COALESCE(NULLIF(plan, 'free'), 'unclassified') runs a two-step rewrite in one expression: the inner NULLIF turns the sentinel 'free' into NULL, then the outer COALESCE turns that NULL into the display label 'unclassified'. Every other plan name passes through both functions unchanged.

Clause by clause

  • SELECT name, COALESCE(NULLIF(plan, 'free'), 'unclassified') AS display_plan returns each user's name and their display plan label. The expression nests from the inside out: NULLIF checks if plan equals 'free' and rewrites it to NULL when it does; COALESCE then receives that potentially-NULL value and substitutes 'unclassified' when it sees NULL. For a user on 'pro', NULLIF returns 'pro' untouched and COALESCE returns 'pro' untouched.
  • FROM users reads every user. Free-plan users stay in the result; they are the reason the round-trip exists.

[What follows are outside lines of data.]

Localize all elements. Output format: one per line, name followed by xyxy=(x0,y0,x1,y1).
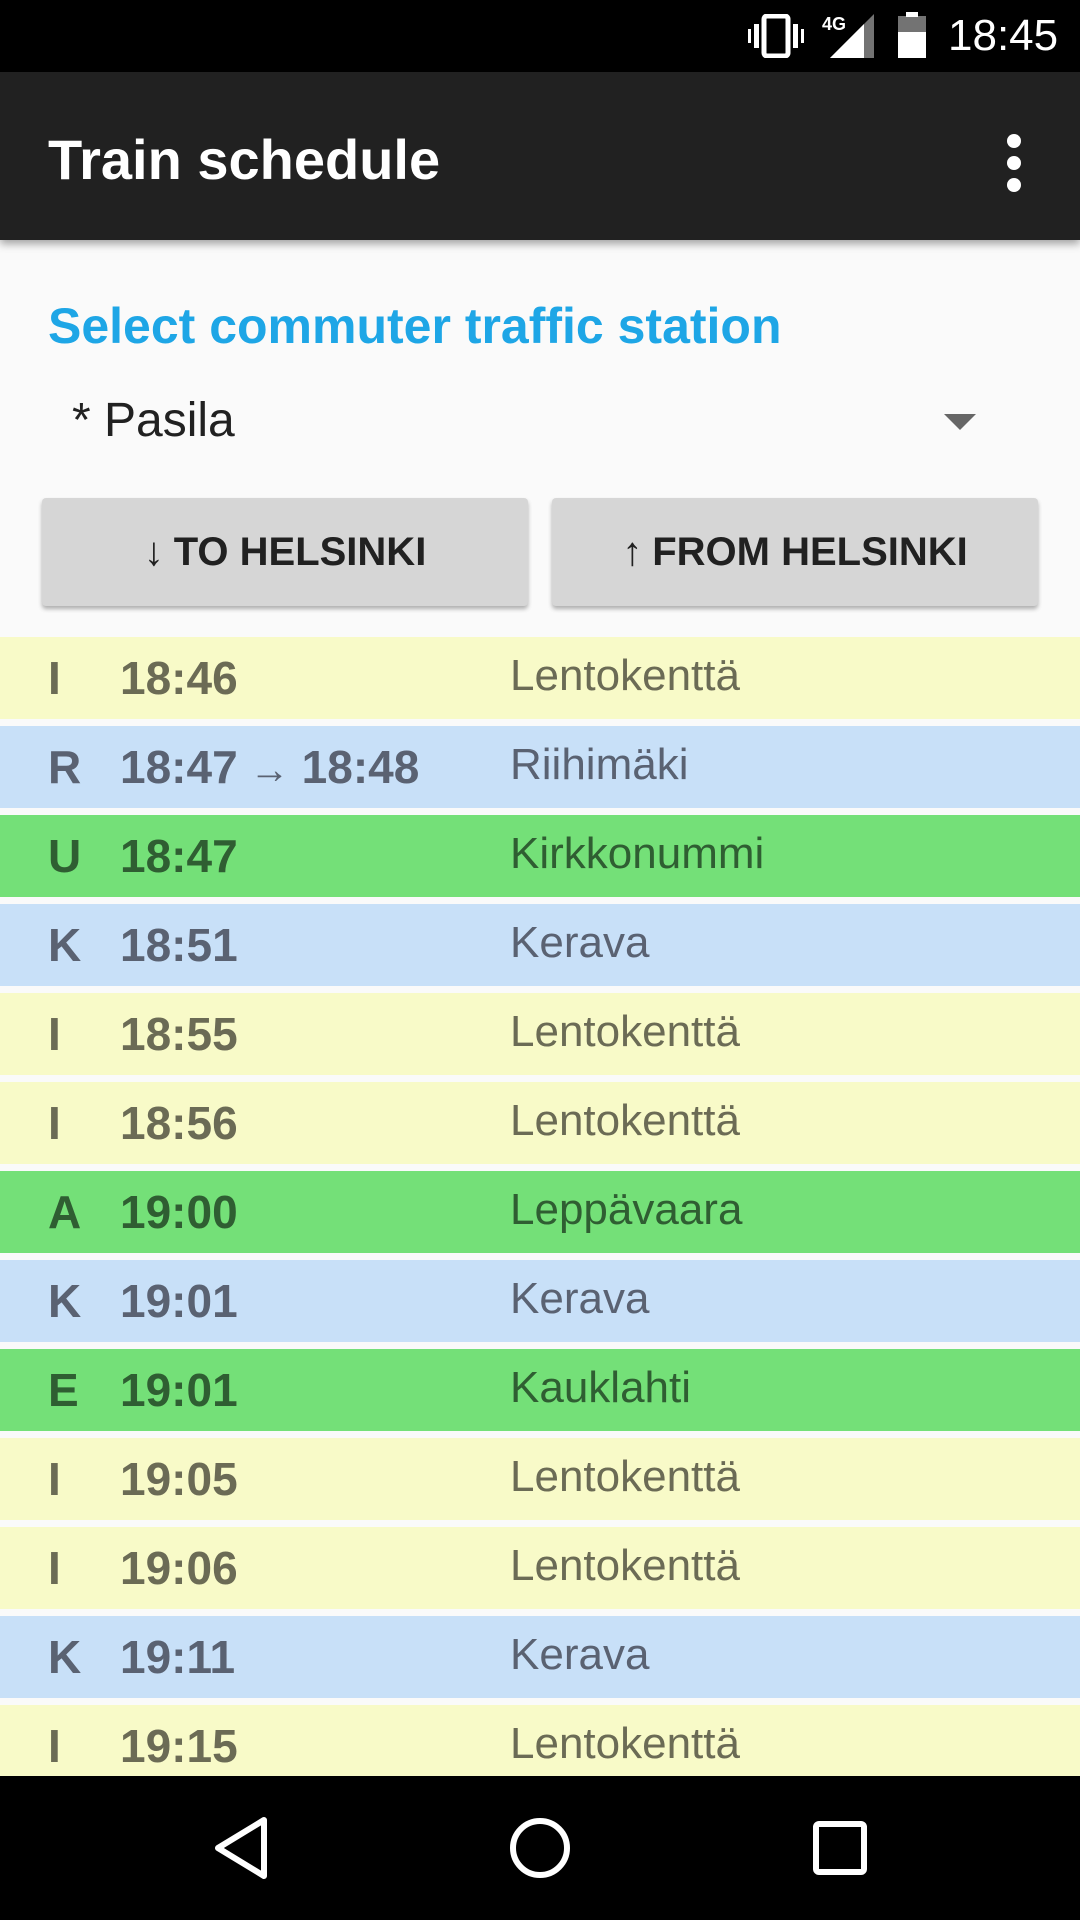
destination-station: Lentokenttä xyxy=(510,1541,740,1590)
status-bar: 4G 18:45 xyxy=(0,0,1080,72)
to-helsinki-button[interactable]: ↓ TO HELSINKI xyxy=(42,498,528,606)
delay-arrow-icon: → xyxy=(249,748,290,792)
scheduled-time: 19:06 xyxy=(120,1542,238,1594)
destination-station: Riihimäki xyxy=(510,740,689,789)
network-type-label: 4G xyxy=(822,14,846,34)
arrow-down-icon: ↓ xyxy=(143,529,164,574)
train-line-letter: I xyxy=(48,1542,61,1594)
clock: 18:45 xyxy=(948,11,1059,60)
destination-station: Kerava xyxy=(510,918,650,967)
train-line-letter: K xyxy=(48,1275,82,1327)
schedule-row[interactable]: I 19:06 Lentokenttä xyxy=(0,1527,1080,1609)
train-line-letter: K xyxy=(48,1631,82,1683)
scheduled-time: 18:47 xyxy=(120,830,238,882)
train-line-letter: I xyxy=(48,1720,61,1772)
destination-station: Kerava xyxy=(510,1274,650,1323)
scheduled-time: 19:15 xyxy=(120,1720,238,1772)
departure-time: 19:15 xyxy=(120,1717,238,1775)
recents-icon[interactable] xyxy=(812,1820,868,1876)
overflow-menu-icon[interactable] xyxy=(994,128,1034,192)
schedule-row[interactable]: K 18:51 Kerava xyxy=(0,904,1080,986)
from-helsinki-label: FROM HELSINKI xyxy=(652,529,968,574)
departure-time: 18:55 xyxy=(120,1005,238,1063)
station-section-label: Select commuter traffic station xyxy=(48,298,782,354)
schedule-list[interactable]: I 18:46 Lentokenttä R 18:47 → 18:48 Riihimäki U 1… xyxy=(0,637,1080,1776)
destination-station: Kerava xyxy=(510,1630,650,1679)
scheduled-time: 19:01 xyxy=(120,1364,238,1416)
departure-time: 19:01 xyxy=(120,1272,238,1330)
vibrate-icon xyxy=(748,14,804,58)
destination-station: Lentokenttä xyxy=(510,651,740,700)
destination-station: Lentokenttä xyxy=(510,1719,740,1768)
destination-station: Kauklahti xyxy=(510,1363,692,1412)
train-line-letter: I xyxy=(48,1097,61,1149)
navigation-bar xyxy=(0,1776,1080,1920)
schedule-row[interactable]: U 18:47 Kirkkonummi xyxy=(0,815,1080,897)
departure-time: 19:06 xyxy=(120,1539,238,1597)
train-line-letter: I xyxy=(48,652,61,704)
departure-time: 19:11 xyxy=(120,1628,235,1686)
app-title: Train schedule xyxy=(48,128,441,191)
schedule-row[interactable]: I 19:05 Lentokenttä xyxy=(0,1438,1080,1520)
dropdown-arrow-icon xyxy=(944,414,976,430)
train-line-letter: E xyxy=(48,1364,79,1416)
scheduled-time: 19:01 xyxy=(120,1275,238,1327)
scheduled-time: 18:56 xyxy=(120,1097,238,1149)
departure-time: 18:47 xyxy=(120,827,238,885)
schedule-row[interactable]: A 19:00 Leppävaara xyxy=(0,1171,1080,1253)
back-icon[interactable] xyxy=(212,1816,272,1880)
schedule-row[interactable]: I 18:46 Lentokenttä xyxy=(0,637,1080,719)
scheduled-time: 18:51 xyxy=(120,919,238,971)
destination-station: Leppävaara xyxy=(510,1185,743,1234)
to-helsinki-label: TO HELSINKI xyxy=(173,529,427,574)
schedule-row[interactable]: E 19:01 Kauklahti xyxy=(0,1349,1080,1431)
destination-station: Lentokenttä xyxy=(510,1452,740,1501)
signal-icon: 4G xyxy=(822,14,874,58)
scheduled-time: 18:55 xyxy=(120,1008,238,1060)
departure-time: 19:05 xyxy=(120,1450,238,1508)
departure-time: 19:01 xyxy=(120,1361,238,1419)
schedule-row[interactable]: R 18:47 → 18:48 Riihimäki xyxy=(0,726,1080,808)
scheduled-time: 18:47 xyxy=(120,741,238,793)
app-screen: 4G 18:45 Train schedule Select commuter … xyxy=(0,0,1080,1920)
departure-time: 18:46 xyxy=(120,649,238,707)
departure-time: 19:00 xyxy=(120,1183,238,1241)
schedule-row[interactable]: I 19:15 Lentokenttä xyxy=(0,1705,1080,1776)
estimated-time: 18:48 xyxy=(301,741,420,793)
destination-station: Kirkkonummi xyxy=(510,829,765,878)
destination-station: Lentokenttä xyxy=(510,1096,740,1145)
app-bar: Train schedule xyxy=(0,72,1080,240)
departure-time: 18:56 xyxy=(120,1094,238,1152)
station-selected-value: * Pasila xyxy=(72,394,235,447)
from-helsinki-button[interactable]: ↑ FROM HELSINKI xyxy=(552,498,1038,606)
home-icon[interactable] xyxy=(508,1816,572,1880)
scheduled-time: 19:00 xyxy=(120,1186,238,1238)
train-line-letter: K xyxy=(48,919,82,971)
battery-icon xyxy=(898,12,926,58)
train-line-letter: I xyxy=(48,1453,61,1505)
scheduled-time: 19:11 xyxy=(120,1631,236,1683)
train-line-letter: I xyxy=(48,1008,61,1060)
scheduled-time: 18:46 xyxy=(120,652,238,704)
train-line-letter: U xyxy=(48,830,82,882)
schedule-row[interactable]: K 19:11 Kerava xyxy=(0,1616,1080,1698)
train-line-letter: A xyxy=(48,1186,82,1238)
schedule-row[interactable]: K 19:01 Kerava xyxy=(0,1260,1080,1342)
station-dropdown[interactable]: * Pasila xyxy=(48,388,1008,454)
train-line-letter: R xyxy=(48,741,82,793)
arrow-up-icon: ↑ xyxy=(622,529,643,574)
destination-station: Lentokenttä xyxy=(510,1007,740,1056)
schedule-row[interactable]: I 18:56 Lentokenttä xyxy=(0,1082,1080,1164)
departure-time: 18:51 xyxy=(120,916,238,974)
schedule-row[interactable]: I 18:55 Lentokenttä xyxy=(0,993,1080,1075)
scheduled-time: 19:05 xyxy=(120,1453,238,1505)
departure-time: 18:47 → 18:48 xyxy=(120,738,419,799)
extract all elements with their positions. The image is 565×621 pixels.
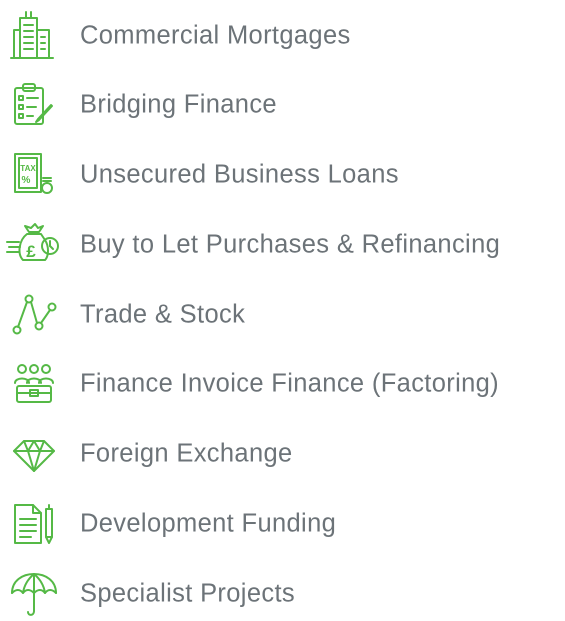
service-item-bridging-finance[interactable]: Bridging Finance xyxy=(0,78,565,132)
service-label: Development Funding xyxy=(80,509,337,538)
tax-document-icon: TAX % xyxy=(6,148,62,202)
service-item-development-funding[interactable]: Development Funding xyxy=(0,497,565,551)
service-label: Foreign Exchange xyxy=(80,439,293,468)
service-label: Finance Invoice Finance (Factoring) xyxy=(80,369,500,398)
service-label: Specialist Projects xyxy=(80,579,295,608)
service-item-buy-to-let[interactable]: £ Buy to Let Purchases & Refinancing xyxy=(0,218,565,272)
service-label: Bridging Finance xyxy=(80,90,277,119)
umbrella-icon xyxy=(6,567,62,621)
service-label: Buy to Let Purchases & Refinancing xyxy=(80,230,501,259)
service-item-foreign-exchange[interactable]: Foreign Exchange xyxy=(0,427,565,481)
svg-text:£: £ xyxy=(26,242,36,261)
checklist-clipboard-icon xyxy=(6,78,62,132)
service-item-specialist-projects[interactable]: Specialist Projects xyxy=(0,567,565,621)
service-item-invoice-finance[interactable]: Finance Invoice Finance (Factoring) xyxy=(0,357,565,411)
svg-text:%: % xyxy=(22,175,31,186)
service-label: Unsecured Business Loans xyxy=(80,160,399,189)
svg-text:TAX: TAX xyxy=(20,164,36,173)
office-building-icon xyxy=(6,9,62,63)
route-path-icon xyxy=(6,288,62,342)
service-item-commercial-mortgages[interactable]: Commercial Mortgages xyxy=(0,9,565,63)
team-briefcase-icon xyxy=(6,357,62,411)
money-bag-clock-icon: £ xyxy=(6,218,62,272)
service-item-trade-stock[interactable]: Trade & Stock xyxy=(0,288,565,342)
service-label: Trade & Stock xyxy=(80,300,246,329)
diamond-icon xyxy=(6,427,62,481)
service-label: Commercial Mortgages xyxy=(80,21,351,50)
service-item-unsecured-business-loans[interactable]: TAX % Unsecured Business Loans xyxy=(0,148,565,202)
document-pen-icon xyxy=(6,497,62,551)
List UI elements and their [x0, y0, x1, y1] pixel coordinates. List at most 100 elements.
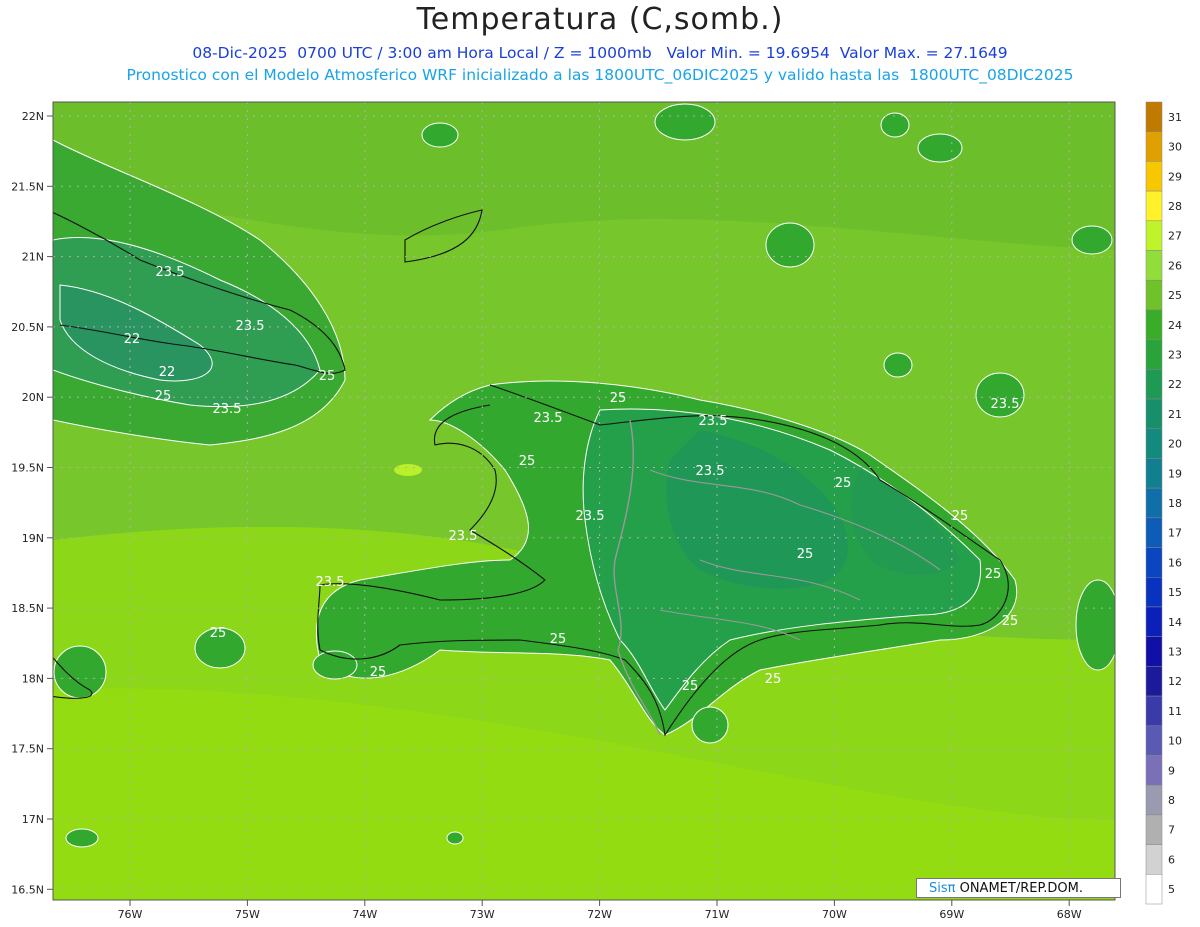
credit-box: Sisπ ONAMET/REP.DOM. [916, 878, 1121, 898]
cell-east-5 [1075, 579, 1115, 671]
colorbar-label: 12 [1168, 675, 1182, 688]
colorbar-swatch [1145, 161, 1163, 192]
colorbar-label: 16 [1168, 556, 1182, 569]
colorbar-swatch [1145, 339, 1163, 370]
colorbar-label: 19 [1168, 467, 1182, 480]
cell-east-2 [1071, 225, 1113, 255]
colorbar-swatch [1145, 577, 1163, 608]
colorbar-label: 10 [1168, 735, 1182, 748]
colorbar-swatch [1145, 695, 1163, 727]
contour-label: 25 [155, 389, 172, 404]
contour-label: 25 [550, 632, 567, 647]
colorbar-label: 14 [1168, 616, 1182, 629]
cell-north-3 [880, 112, 910, 138]
colorbar-label: 6 [1168, 853, 1175, 866]
contour-label: 25 [765, 672, 782, 687]
colorbar-swatch [1145, 755, 1163, 786]
contour-label: 23.5 [236, 319, 265, 334]
colorbar-swatch [1145, 131, 1163, 162]
contour-label: 23.5 [699, 414, 728, 429]
colorbar-swatch [1145, 844, 1163, 875]
lat-tick-label: 20.5N [11, 321, 44, 334]
lon-tick-label: 74W [352, 908, 377, 921]
contour-label: 25 [210, 626, 227, 641]
colorbar-label: 9 [1168, 764, 1175, 777]
cell-east-1 [765, 222, 815, 268]
warm-spot [394, 464, 422, 476]
contour-label: 22 [124, 332, 141, 347]
contour-label: 23.5 [213, 402, 242, 417]
lon-tick-label: 69W [939, 908, 964, 921]
latitude-axis: 22N 21.5N 21N 20.5N 20N 19.5N 19N 18.5N 18N 17.5N… [11, 110, 53, 896]
contour-label: 23.5 [316, 575, 345, 590]
lat-tick-label: 18.5N [11, 602, 44, 615]
lat-tick-label: 21N [22, 251, 44, 264]
cell-north-2 [654, 103, 716, 141]
colorbar-label: 28 [1168, 200, 1182, 213]
contour-label: 23.5 [991, 397, 1020, 412]
longitude-axis: 76W 75W 74W 73W 72W 71W 70W 69W 68W [118, 900, 1082, 921]
colorbar-label: 8 [1168, 794, 1175, 807]
colorbar-label: 29 [1168, 170, 1182, 183]
contour-label: 25 [985, 567, 1002, 582]
colorbar-label: 13 [1168, 646, 1182, 659]
colorbar-label: 24 [1168, 319, 1182, 332]
colorbar-label: 31 [1168, 111, 1182, 124]
colorbar-label: 30 [1168, 141, 1182, 154]
lon-tick-label: 70W [822, 908, 847, 921]
contour-label: 25 [610, 391, 627, 406]
colorbar-label: 25 [1168, 289, 1182, 302]
lat-tick-label: 17N [22, 813, 44, 826]
contour-label: 25 [952, 509, 969, 524]
colorbar-swatch [1145, 547, 1163, 578]
sispi-logo: Sisπ [929, 881, 956, 896]
colorbar-label: 26 [1168, 259, 1182, 272]
colorbar-swatch [1145, 398, 1163, 429]
lat-tick-label: 19.5N [11, 462, 44, 475]
contour-label: 23.5 [696, 464, 725, 479]
lon-tick-label: 72W [587, 908, 612, 921]
colorbar-swatch [1145, 784, 1163, 816]
colorbar-label: 17 [1168, 527, 1182, 540]
contour-label: 23.5 [576, 509, 605, 524]
colorbar-label: 11 [1168, 705, 1182, 718]
cell-southwest-2 [53, 645, 107, 699]
colorbar-swatch [1145, 666, 1163, 697]
lat-tick-label: 19N [22, 532, 44, 545]
colorbar-swatch [1145, 517, 1163, 548]
credit-text: ONAMET/REP.DOM. [955, 881, 1083, 896]
cell-north-1 [421, 122, 459, 148]
contour-label: 25 [319, 369, 336, 384]
contour-label: 22 [159, 365, 176, 380]
contour-label: 25 [370, 665, 387, 680]
lon-tick-label: 76W [118, 908, 143, 921]
colorbar-label: 20 [1168, 438, 1182, 451]
colorbar-swatch [1145, 458, 1163, 489]
lon-tick-label: 68W [1057, 908, 1082, 921]
contour-label: 25 [1002, 614, 1019, 629]
colorbar-swatch [1145, 636, 1163, 667]
cell-south-1 [691, 706, 729, 744]
cell-southwest-3 [312, 650, 358, 680]
lat-tick-label: 16.5N [11, 883, 44, 896]
lon-tick-label: 73W [470, 908, 495, 921]
lat-tick-label: 21.5N [11, 180, 44, 193]
colorbar-swatch [1145, 487, 1163, 519]
cell-east-3 [883, 352, 913, 378]
cell-south-3 [446, 831, 464, 845]
colorbar-label: 22 [1168, 378, 1182, 391]
colorbar-swatch [1145, 220, 1163, 251]
colorbar-label: 21 [1168, 408, 1182, 421]
colorbar-label: 5 [1168, 883, 1175, 896]
lat-tick-label: 22N [22, 110, 44, 123]
colorbar-swatch [1145, 814, 1163, 845]
contour-label: 25 [682, 679, 699, 694]
colorbar-swatch [1145, 874, 1163, 905]
colorbar-swatch [1145, 369, 1163, 400]
colorbar-label: 18 [1168, 497, 1182, 510]
lat-tick-label: 20N [22, 391, 44, 404]
cell-south-2 [65, 828, 99, 848]
colorbar-swatch [1145, 250, 1163, 281]
cell-north-4 [917, 133, 963, 163]
colorbar-swatch [1145, 279, 1163, 311]
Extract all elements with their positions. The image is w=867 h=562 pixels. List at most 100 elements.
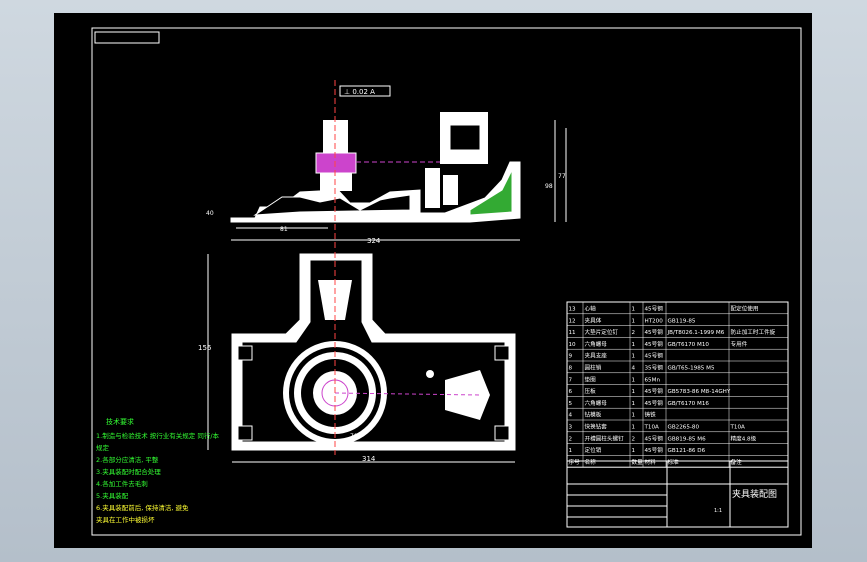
corner-box (94, 31, 160, 44)
note-line: 夹具在工作中被损坏 (96, 515, 155, 524)
bom-cell: GB5783-86 M8-14GHY (668, 389, 731, 395)
bom-cell: 垫圈 (585, 375, 597, 383)
bom-cell: 8 (569, 366, 573, 372)
drill-bushing (315, 152, 357, 174)
dim-top-height: 156 (198, 344, 212, 352)
bom-cell: 10 (569, 342, 577, 348)
bom-cell: 1 (632, 448, 636, 454)
bom-cell: 开槽圆柱头螺钉 (585, 434, 625, 442)
bom-cell: 45号钢 (645, 340, 664, 348)
bom-cell: T10A (730, 425, 746, 431)
bom-header-cell: 备注 (731, 458, 743, 466)
bom-cell: GB121-86 D6 (668, 448, 706, 454)
technical-notes: 技术要求 1.制造与检验技术 按行业有关规定 同行/本 规定 2.各部分应清洁,… (96, 417, 220, 524)
dim-front-height-b: 77 (558, 173, 566, 180)
bom-header-cell: 名称 (585, 458, 597, 466)
bom-cell: 45号钢 (645, 352, 664, 360)
bom-cell: 专用件 (731, 340, 748, 348)
bom-cell: 1 (632, 342, 636, 348)
bom-cell: 6 (569, 389, 573, 395)
cad-drawing: ⊥ 0.02 A 324 81 98 77 40 314 156 70 技术要求… (91, 27, 802, 536)
support-post-2 (443, 175, 458, 205)
bom-cell: 快换钻套 (585, 423, 608, 431)
bom-cell: 铸铁 (645, 411, 657, 419)
bom-cell: 45号钢 (645, 387, 664, 395)
dim-front-left: 81 (280, 226, 288, 233)
bom-cell: 1 (632, 307, 636, 313)
bom-header-cell: 序号 (569, 458, 581, 466)
tolerance-frame: ⊥ 0.02 A (344, 88, 375, 96)
bom-cell: 钻模板 (585, 411, 602, 419)
bom-cell: 六角螺母 (585, 340, 608, 348)
note-line: 6.夹具装配前后, 保持清洁, 避免 (96, 503, 189, 512)
bom-cell: 1 (632, 354, 636, 360)
dim-top-inner: 70 (350, 433, 358, 440)
bom-header-cell: 材料 (645, 458, 657, 466)
bom-cell: 3 (569, 425, 573, 431)
note-line: 3.夹具装配时配合处理 (96, 467, 161, 476)
dim-front-left-h: 40 (206, 210, 214, 217)
bom-cell: 大垫片定位钉 (585, 328, 619, 336)
note-line: 5.夹具装配 (96, 491, 129, 500)
dim-front-width: 324 (367, 237, 381, 245)
pin-hole (426, 370, 434, 378)
front-view: ⊥ 0.02 A 324 81 98 77 40 (206, 80, 567, 250)
bom-cell: HT200 (645, 318, 664, 324)
bom-cell: 六角螺母 (585, 399, 608, 407)
bom-cell: 2 (632, 436, 636, 442)
bom-cell: 1 (632, 413, 636, 419)
bom-cell: GB/T6170 M16 (668, 401, 710, 407)
slot-br (494, 425, 510, 441)
title-block: 夹具装配图 1:1 (566, 460, 789, 528)
note-line: 规定 (96, 443, 110, 452)
support-post (425, 168, 440, 208)
bom-cell: 12 (569, 318, 576, 324)
bom-cell: GB2265-80 (668, 425, 700, 431)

Why this and not a plain COALESCE(plan, 'unclassified')

The plain COALESCE only fires when its first argument is NULL. Here, 'free' is a recorded string, not NULL, so a plain COALESCE would leave it in place and the admin console would still display 'free'. The work is to first convert the sentinel into NULL, which is exactly what NULLIF exists for, and only then run the NULL substitution. The two functions are directional opposites that compose cleanly when a stored sentinel needs to become a display value.

You practiced COALESCE(NULLIF(...)) — rewrite a sentinel to missing in the inner step, then rewrite that missing to a display value in the outer step, in one expression.